When you had changed state in the course of trying to solve the problem
This is likely if you’d been working on the problem for a long enough time that it feels like it got very hard, or had hardened into an impenetrable callus.
Solutions that you had dismissed before may well be available now. The way this works is that you may not have been ready for something, or needed to figure out other components before a different component could “slot in,” but this means that something that you were right about not working before may well be the solution you are looking for now.
When what you are doing currently feels very hard, and doing more of something but in a less trying way sounds very appealing by comparison
If this post is appealing to you then go ahead and try it out!
When other people have solved the problem
Other people are fundamentally different from you, and would be coming at the problem from different directions due to their different paths in life. This means that your specific path isn’t necessarily the path that is the only right path, and they may have figured out how to take a path that doesn’t involve your current wall you’ve hit.
When the problem is common
If the problem is common, that means people in all kinds of situations end up at that problem, and it means that you can probably borrow from a lot of people’s processes.
When your particular sticking point is rare
If other people have solved the problem and seem like they have gone around your particular sticking point, it’s worth thinking about if your sticking point is a necessary point in the process, or if you can make progress by backtracking and taking a less onerous route to your goal.

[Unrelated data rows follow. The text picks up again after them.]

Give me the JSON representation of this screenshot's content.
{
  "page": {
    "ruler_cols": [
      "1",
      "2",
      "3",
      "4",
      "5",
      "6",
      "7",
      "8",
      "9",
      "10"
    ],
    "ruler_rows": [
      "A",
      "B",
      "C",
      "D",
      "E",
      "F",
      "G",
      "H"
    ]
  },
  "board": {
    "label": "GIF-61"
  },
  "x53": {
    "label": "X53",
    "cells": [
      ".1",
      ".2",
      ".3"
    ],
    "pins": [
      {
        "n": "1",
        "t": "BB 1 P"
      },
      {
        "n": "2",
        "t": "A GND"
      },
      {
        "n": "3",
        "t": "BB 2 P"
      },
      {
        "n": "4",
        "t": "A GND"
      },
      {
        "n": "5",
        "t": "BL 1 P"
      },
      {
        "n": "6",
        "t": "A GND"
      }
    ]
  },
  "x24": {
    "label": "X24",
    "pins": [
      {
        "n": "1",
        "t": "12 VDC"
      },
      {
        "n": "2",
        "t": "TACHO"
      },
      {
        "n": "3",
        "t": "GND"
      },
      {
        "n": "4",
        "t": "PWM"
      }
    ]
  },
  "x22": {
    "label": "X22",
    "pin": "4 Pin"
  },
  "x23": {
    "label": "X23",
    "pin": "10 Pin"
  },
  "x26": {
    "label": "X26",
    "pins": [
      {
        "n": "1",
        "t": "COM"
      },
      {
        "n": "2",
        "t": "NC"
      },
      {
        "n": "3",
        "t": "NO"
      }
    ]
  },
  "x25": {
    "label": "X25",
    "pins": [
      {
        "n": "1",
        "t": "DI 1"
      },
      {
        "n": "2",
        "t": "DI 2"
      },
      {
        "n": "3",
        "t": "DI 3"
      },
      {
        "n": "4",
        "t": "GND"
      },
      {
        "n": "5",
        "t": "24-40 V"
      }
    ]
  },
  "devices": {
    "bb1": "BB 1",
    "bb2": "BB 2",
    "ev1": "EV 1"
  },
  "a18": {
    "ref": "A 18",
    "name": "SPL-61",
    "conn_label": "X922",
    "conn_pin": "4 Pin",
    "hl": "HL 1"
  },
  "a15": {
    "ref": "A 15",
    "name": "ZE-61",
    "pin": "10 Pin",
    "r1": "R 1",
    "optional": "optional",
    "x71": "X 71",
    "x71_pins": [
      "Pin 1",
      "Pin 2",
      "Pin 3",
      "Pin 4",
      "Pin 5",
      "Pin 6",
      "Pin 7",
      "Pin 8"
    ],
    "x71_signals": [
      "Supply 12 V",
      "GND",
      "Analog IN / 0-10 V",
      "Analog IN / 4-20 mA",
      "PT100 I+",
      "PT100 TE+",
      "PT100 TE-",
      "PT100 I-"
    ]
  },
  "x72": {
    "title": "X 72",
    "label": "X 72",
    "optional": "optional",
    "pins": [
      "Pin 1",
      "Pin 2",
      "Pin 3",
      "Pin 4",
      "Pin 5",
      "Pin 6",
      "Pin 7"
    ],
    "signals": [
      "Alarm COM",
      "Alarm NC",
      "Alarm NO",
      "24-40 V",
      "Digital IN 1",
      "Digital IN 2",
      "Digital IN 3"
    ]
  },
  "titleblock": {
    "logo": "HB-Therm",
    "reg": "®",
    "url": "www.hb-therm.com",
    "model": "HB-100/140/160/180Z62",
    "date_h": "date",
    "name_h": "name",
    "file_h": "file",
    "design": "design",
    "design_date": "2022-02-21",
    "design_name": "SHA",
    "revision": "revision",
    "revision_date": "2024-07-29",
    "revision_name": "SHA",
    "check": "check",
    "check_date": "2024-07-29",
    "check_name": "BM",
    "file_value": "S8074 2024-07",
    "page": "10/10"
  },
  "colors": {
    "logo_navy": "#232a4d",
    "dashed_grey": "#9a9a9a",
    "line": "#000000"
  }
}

When there are a lot of books about the topic
Many books means that there are many places for you to casually look at, peacefully at home or in a coffee shop, absentmindedly, until a line that changes everything jumps out at you and is the answer you didn’t even know you were looking for.
When you don’t consider yourself an expert on the topic, and there are experts on the topic
By walking you through the process as they see it in its entirety, they may be able to help you notice where you have a contradiction in your thinking, or where you added something up incorrectly.
This would require “going sideways” and seeking out an expert to talk to, read, or listen to.
When you’ve had the same problem for a long time, without much progress
This might mean you don't have methods for working through hard problems that are working for you, reliably, and so you may want to try out a process that either doesn’t depend on being able to work through problems of your level of difficulty, or try out working on the meta problem of figuring out how to work on hard problems.
Situations where this works less well or not at all
When you are a world-leading expert in the thing you’re struggling with
Sometimes you are an expert and you’d already done an enormous amount of research, for the purpose of figuring out something specific, and you know you are already at the right spot in your thinking and that it’s supposed to be hard. You are working on the hard problem because that is where you want to be. In that case, you may have techniques for figuring out hard things already, and know that this set of techniques explained here isn’t what you want to be doing.
When you don’t have any energy
Sometimes any amount of “more work” feels like it will burn you out completely, even if it’s easy, and so you may want to look at solutions around the fact of the burnout (perhaps a change of scenery or a change of movement patterns) to give yourself more juice before you work on anything that may be considered a “problem.”
From my experience, the number of situations that people get into in the second category is generally not that many, and if they are in situations like that, those situations are generally confined to a certain specific social group, project, workplace, set of tasks they are responsible for, or goal they want to reach. In other words, even exhaustion can be context-dependent.
For a lot of different things, you have a lot more flexibility than you think you do!
And then doing more work, that feels easier overall, can lighten the total burden.